Warm, fresh out of the oven, the aroma fills your whole kitchen up. Mmm.
That’s also how I like to win over my friends. I mean I’m pretty sure my neighbors are going to be knocking at my door soon from all the delicious scents always coming out of my apartment.
But what’s even more wonderful about a nice warm muffin… when it’s actually good for you!
When it’s not loaded full of saturated fats, sugars and bad carbs.
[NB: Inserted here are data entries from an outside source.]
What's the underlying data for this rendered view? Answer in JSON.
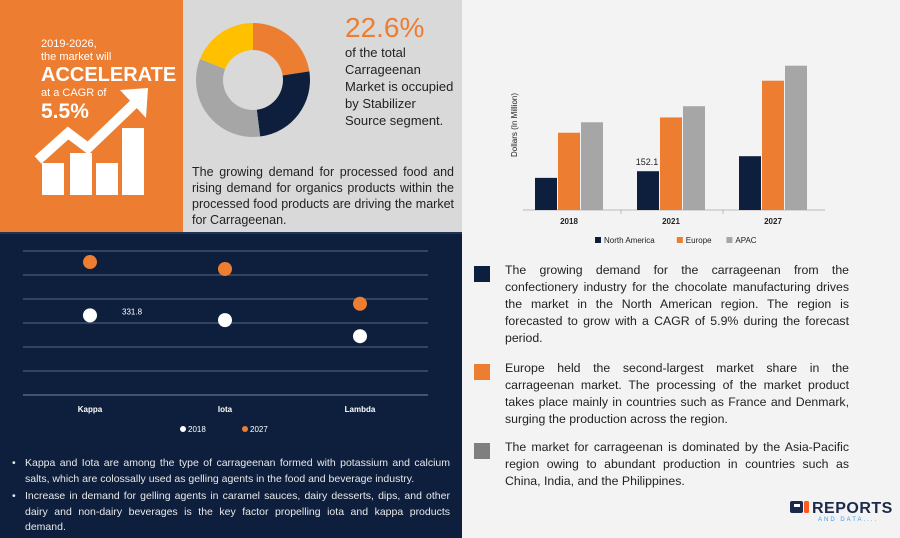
{
  "highlight": {
    "years": "2019-2026,",
    "line2": "the market will",
    "headline": "ACCELERATE",
    "line4": "at a CAGR of",
    "cagr": "5.5%"
  },
  "stabilizer": {
    "share": "22.6%",
    "text": "of the total Carrageenan Market is occupied by Stabilizer Source segment.",
    "donut": [
      {
        "value": 22.6,
        "color": "#ec7d31"
      },
      {
        "value": 25.4,
        "color": "#0e1f3d"
      },
      {
        "value": 33,
        "color": "#a6a6a6"
      },
      {
        "value": 19,
        "color": "#ffc000"
      }
    ]
  },
  "driver_text": "The growing demand for processed food and rising demand for organics products within the processed food products are driving the market for Carrageenan.",
  "chart_data": [
    {
      "type": "bar",
      "ylabel": "Dollars (In Million)",
      "categories": [
        "2018",
        "2021",
        "2027"
      ],
      "series": [
        {
          "name": "North America",
          "color": "#0e1f3d",
          "values": [
            126,
            152.1,
            211
          ]
        },
        {
          "name": "Europe",
          "color": "#ec7d31",
          "values": [
            303,
            363,
            507
          ]
        },
        {
          "name": "APAC",
          "color": "#a6a6a6",
          "values": [
            344,
            407,
            566
          ]
        }
      ],
      "data_labels": [
        {
          "series": 0,
          "category": 1,
          "text": "152.1"
        }
      ],
      "ylim": [
        0,
        600
      ],
      "legend": "bottom"
    },
    {
      "type": "scatter",
      "categories": [
        "Kappa",
        "Iota",
        "Lambda"
      ],
      "series": [
        {
          "name": "2018",
          "color": "#ffffff",
          "values": [
            331.8,
            312,
            245
          ]
        },
        {
          "name": "2027",
          "color": "#ec7d31",
          "values": [
            554,
            525,
            380
          ]
        }
      ],
      "data_labels": [
        {
          "series": 0,
          "category": 0,
          "text": "331.8"
        }
      ],
      "ylim": [
        0,
        600
      ],
      "grid": true,
      "legend": "bottom"
    }
  ],
  "bullets": [
    "Kappa and Iota are among the type of carrageenan formed with potassium and calcium salts, which are colossally used as gelling agents in the food and beverage industry.",
    "Increase in demand for gelling agents in caramel sauces, dairy desserts, dips, and other dairy and non-dairy beverages is the key factor propelling iota and kappa products demand."
  ],
  "notes": [
    {
      "color": "#0e1f3d",
      "text": "The growing demand for the carrageenan from the confectionery industry for the chocolate manufacturing drives the market in the North American region. The region is forecasted to grow with a CAGR of 5.9% during the forecast period."
    },
    {
      "color": "#ec7d31",
      "text": "Europe held the second-largest market share in the carrageenan market. The processing of the market product takes place mainly in countries such as France and Denmark, surging the production across the region."
    },
    {
      "color": "#7f7f7f",
      "text": "The market for carrageenan is dominated by the Asia-Pacific region owing to abundant production in countries such as China, India, and the Philippines."
    }
  ],
  "logo": {
    "name": "REPORTS",
    "sub": "AND DATA...."
  }
}
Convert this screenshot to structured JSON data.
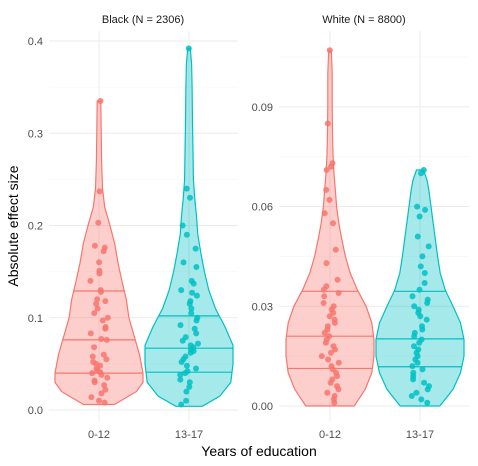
{
  "chart_data": {
    "type": "violin",
    "xlabel": "Years of education",
    "ylabel": "Absolute effect size",
    "categories": [
      "0-12",
      "13-17"
    ],
    "colors": {
      "0-12": "#F8766D",
      "13-17": "#00BFC4"
    },
    "fill_alpha": 0.35,
    "grid": true,
    "quantile_lines": [
      0.25,
      0.5,
      0.75
    ],
    "panels": [
      {
        "title": "Black (N = 2306)",
        "ylim": [
          0,
          0.4
        ],
        "yticks": [
          0.0,
          0.1,
          0.2,
          0.3,
          0.4
        ],
        "ytick_labels": [
          "0.0",
          "0.1",
          "0.2",
          "0.3",
          "0.4"
        ],
        "groups": [
          {
            "category": "0-12",
            "quantiles": [
              0.04,
              0.076,
              0.129
            ],
            "density": [
              [
                0.006,
                0.35
              ],
              [
                0.02,
                0.85
              ],
              [
                0.03,
                1.0
              ],
              [
                0.04,
                1.0
              ],
              [
                0.06,
                0.92
              ],
              [
                0.08,
                0.8
              ],
              [
                0.1,
                0.68
              ],
              [
                0.12,
                0.62
              ],
              [
                0.14,
                0.52
              ],
              [
                0.16,
                0.43
              ],
              [
                0.18,
                0.36
              ],
              [
                0.2,
                0.25
              ],
              [
                0.22,
                0.13
              ],
              [
                0.24,
                0.08
              ],
              [
                0.27,
                0.06
              ],
              [
                0.3,
                0.05
              ],
              [
                0.335,
                0.04
              ]
            ],
            "points": [
              0.335,
              0.237,
              0.203,
              0.178,
              0.176,
              0.172,
              0.16,
              0.151,
              0.148,
              0.14,
              0.13,
              0.128,
              0.12,
              0.118,
              0.115,
              0.11,
              0.105,
              0.1,
              0.097,
              0.09,
              0.088,
              0.083,
              0.077,
              0.076,
              0.068,
              0.06,
              0.058,
              0.055,
              0.052,
              0.05,
              0.048,
              0.045,
              0.043,
              0.041,
              0.04,
              0.038,
              0.035,
              0.032,
              0.03,
              0.027,
              0.022,
              0.018,
              0.014,
              0.01,
              0.008
            ]
          },
          {
            "category": "13-17",
            "quantiles": [
              0.041,
              0.067,
              0.102
            ],
            "density": [
              [
                0.004,
                0.3
              ],
              [
                0.015,
                0.7
              ],
              [
                0.03,
                0.95
              ],
              [
                0.05,
                1.0
              ],
              [
                0.07,
                1.0
              ],
              [
                0.09,
                0.82
              ],
              [
                0.11,
                0.6
              ],
              [
                0.13,
                0.45
              ],
              [
                0.15,
                0.35
              ],
              [
                0.17,
                0.27
              ],
              [
                0.19,
                0.2
              ],
              [
                0.21,
                0.17
              ],
              [
                0.23,
                0.13
              ],
              [
                0.25,
                0.1
              ],
              [
                0.28,
                0.09
              ],
              [
                0.31,
                0.08
              ],
              [
                0.35,
                0.07
              ],
              [
                0.375,
                0.06
              ],
              [
                0.392,
                0.03
              ]
            ],
            "points": [
              0.392,
              0.24,
              0.23,
              0.2,
              0.19,
              0.175,
              0.16,
              0.155,
              0.14,
              0.137,
              0.13,
              0.127,
              0.124,
              0.118,
              0.115,
              0.11,
              0.105,
              0.1,
              0.097,
              0.092,
              0.088,
              0.083,
              0.079,
              0.075,
              0.072,
              0.07,
              0.068,
              0.066,
              0.064,
              0.062,
              0.058,
              0.055,
              0.052,
              0.048,
              0.045,
              0.042,
              0.04,
              0.038,
              0.033,
              0.03,
              0.025,
              0.02,
              0.01,
              0.006
            ]
          }
        ]
      },
      {
        "title": "White (N = 8800)",
        "ylim": [
          0,
          0.108
        ],
        "yticks": [
          0.0,
          0.03,
          0.06,
          0.09
        ],
        "ytick_labels": [
          "0.00",
          "0.03",
          "0.06",
          "0.09"
        ],
        "groups": [
          {
            "category": "0-12",
            "quantiles": [
              0.0113,
              0.021,
              0.0345
            ],
            "density": [
              [
                0.0,
                0.55
              ],
              [
                0.005,
                0.8
              ],
              [
                0.01,
                0.95
              ],
              [
                0.015,
                1.0
              ],
              [
                0.02,
                1.0
              ],
              [
                0.025,
                0.95
              ],
              [
                0.03,
                0.82
              ],
              [
                0.035,
                0.62
              ],
              [
                0.04,
                0.46
              ],
              [
                0.045,
                0.35
              ],
              [
                0.05,
                0.27
              ],
              [
                0.055,
                0.2
              ],
              [
                0.06,
                0.15
              ],
              [
                0.065,
                0.12
              ],
              [
                0.07,
                0.09
              ],
              [
                0.075,
                0.07
              ],
              [
                0.08,
                0.06
              ],
              [
                0.09,
                0.05
              ],
              [
                0.1,
                0.05
              ],
              [
                0.107,
                0.03
              ]
            ],
            "points": [
              0.107,
              0.085,
              0.073,
              0.072,
              0.071,
              0.065,
              0.062,
              0.058,
              0.055,
              0.047,
              0.043,
              0.038,
              0.036,
              0.035,
              0.034,
              0.033,
              0.031,
              0.03,
              0.029,
              0.028,
              0.027,
              0.026,
              0.025,
              0.024,
              0.023,
              0.022,
              0.021,
              0.02,
              0.019,
              0.018,
              0.017,
              0.016,
              0.015,
              0.014,
              0.013,
              0.012,
              0.011,
              0.01,
              0.009,
              0.008,
              0.007,
              0.006,
              0.005,
              0.004,
              0.003,
              0.002,
              0.001
            ]
          },
          {
            "category": "13-17",
            "quantiles": [
              0.0118,
              0.0202,
              0.0345
            ],
            "density": [
              [
                0.0,
                0.45
              ],
              [
                0.005,
                0.75
              ],
              [
                0.01,
                0.92
              ],
              [
                0.015,
                1.0
              ],
              [
                0.02,
                1.0
              ],
              [
                0.025,
                0.92
              ],
              [
                0.03,
                0.75
              ],
              [
                0.035,
                0.57
              ],
              [
                0.04,
                0.46
              ],
              [
                0.045,
                0.4
              ],
              [
                0.05,
                0.35
              ],
              [
                0.055,
                0.3
              ],
              [
                0.06,
                0.25
              ],
              [
                0.065,
                0.2
              ],
              [
                0.068,
                0.16
              ],
              [
                0.071,
                0.08
              ]
            ],
            "points": [
              0.071,
              0.07,
              0.06,
              0.059,
              0.057,
              0.051,
              0.048,
              0.045,
              0.042,
              0.04,
              0.037,
              0.035,
              0.033,
              0.032,
              0.031,
              0.03,
              0.029,
              0.028,
              0.027,
              0.026,
              0.024,
              0.023,
              0.022,
              0.021,
              0.02,
              0.019,
              0.018,
              0.017,
              0.016,
              0.015,
              0.014,
              0.013,
              0.012,
              0.011,
              0.01,
              0.009,
              0.008,
              0.007,
              0.006,
              0.005,
              0.004,
              0.003,
              0.002,
              0.001
            ]
          }
        ]
      }
    ]
  }
}
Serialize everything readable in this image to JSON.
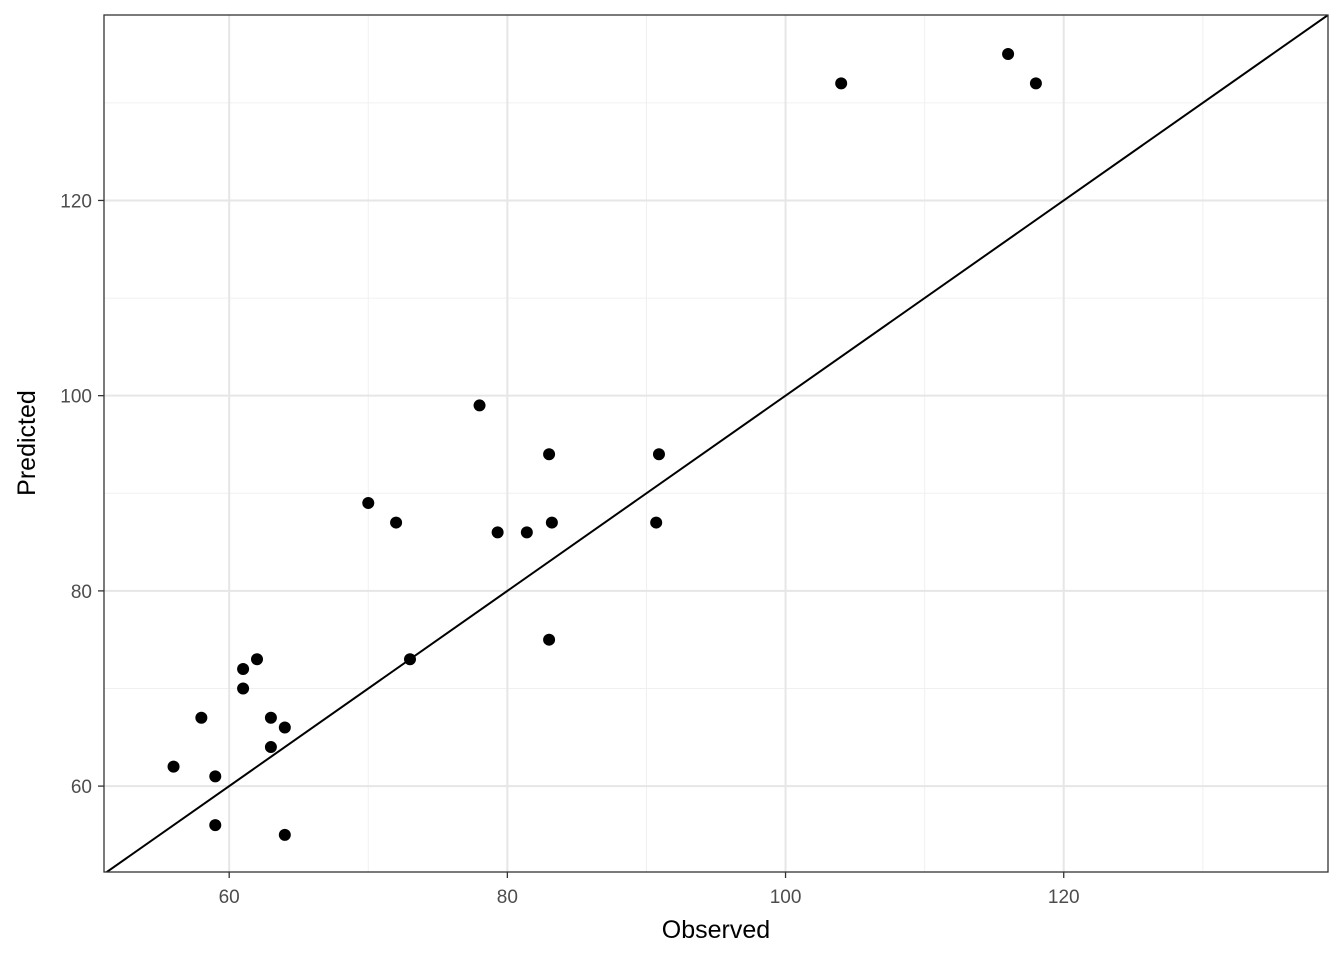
{
  "chart_data": {
    "type": "scatter",
    "x_label": "Observed",
    "y_label": "Predicted",
    "x": [
      56,
      58,
      59,
      59,
      61,
      61,
      62,
      63,
      63,
      64,
      64,
      70,
      72,
      73,
      78,
      79.3,
      81.4,
      83,
      83,
      83.2,
      90.7,
      90.9,
      104,
      116,
      118
    ],
    "series": [
      {
        "color": "#000000",
        "values": [
          62,
          67,
          61,
          56,
          72,
          70,
          73,
          67,
          64,
          66,
          55,
          89,
          87,
          73,
          99,
          86,
          86,
          94,
          75,
          87,
          87,
          94,
          132,
          135,
          132
        ]
      }
    ],
    "xlim": [
      51,
      139
    ],
    "ylim": [
      51.2,
      139
    ],
    "xticks": [
      60,
      80,
      100,
      120
    ],
    "yticks": [
      60,
      80,
      100,
      120
    ],
    "minor_xticks": [
      70,
      90,
      110,
      130
    ],
    "minor_yticks": [
      70,
      90,
      110,
      130
    ],
    "grid": true,
    "reference_line": {
      "slope": 1,
      "intercept": 0
    }
  }
}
When it’s full of powerful ingredients …
- Oat Flour
- Garbanzo Bean Flour
- Greek Yogurt
- Egg Whites
- Protein Powder
- Chia Seeds
And ingredients that come from practically your backyard…
- Natural Locally Made Jam
I like a pop of sweet with my muffins and these babies let you bite into a sweet surprise without overindulging! Plus the chia seeds mixed with the jam adds an extra dose of omega-3’s. You can even make your own chia jam if you have no jam handy from any berry you’d like (smash them up), water and chia seeds. Let them sit for awhile so the chia seeds can absorb the water.Print
Jam-Filled Protein Muffins
Jam-filled protein muffins make a tasty breakfast option for a busy morning on-the-go.
- Prep Time: 20
- Cook Time: 20
- Total Time: 40 minutes
- Yield: 12 1x
- 3/4 cup oat flour
- 3/4 cup garbanzo bean flour
- 2 scoops protein powder (I used Designer Whey Vanilla)
- 2 tbsp. flax
- 1 tsp. baking powder
- 1 tsp. baking soda
- 1/2 tsp. cinnamon
- 1/2 cup Greek yogurt
- 1/4 cup unsweetened applesauce
- 1/2 cup egg whites
- 1/2 cup almond milk
- 1/4 cup jam
- 3 tbsp. chia seeds
- 3 tbsp. water
- Mix jam, chia seeds and water in a bowl and set to the side so chia seeds can absorb the moisture
- Pre-heat the oven to 350 degrees.
- Add oat flour, flax, garbanzo bean flour, protein powder, baking powder, baking soda, and cinnamon to a large bowl.
- Whisk ingredients.
- Combine greek yogurt, applesauce, egg whites and almond milk in a medium bowl. Mix together.
- Add the wet ingredients into the dry ingredients and mix thoroughly.
- Spray a muffin pan with organic non-stick spray.
- Scoop the mixture into the cups and fill the cups halfway.
- With a spoon, add about 1 tbsp. of the jam mixture into the middle of the dough pressing down in the middle to make a shallow area for the jam.
- Once all the muffin spots are filled, add the rest of the dough to cover the jam on the top.
- Sprinkle with rolled oats.
- Bake for 20 minutes.
- Let cool and rest for 5 minutes.
- Calories: 1775
- Sugar: 70
- Sodium: 1739
- Fat: 46
- Saturated Fat: 7
- Unsaturated Fat: 33
- Trans Fat: 0
- Carbohydrates: 253
- Protein: 94
- Cholesterol: 21
These muffins are perfect for a grab n’ go breakfast, crumbled on-top of yogurt/oatmeal, a quick snack or even an evening treat!
I think springtime just screams fresh jam and muffins and these are the perfect combination of the two!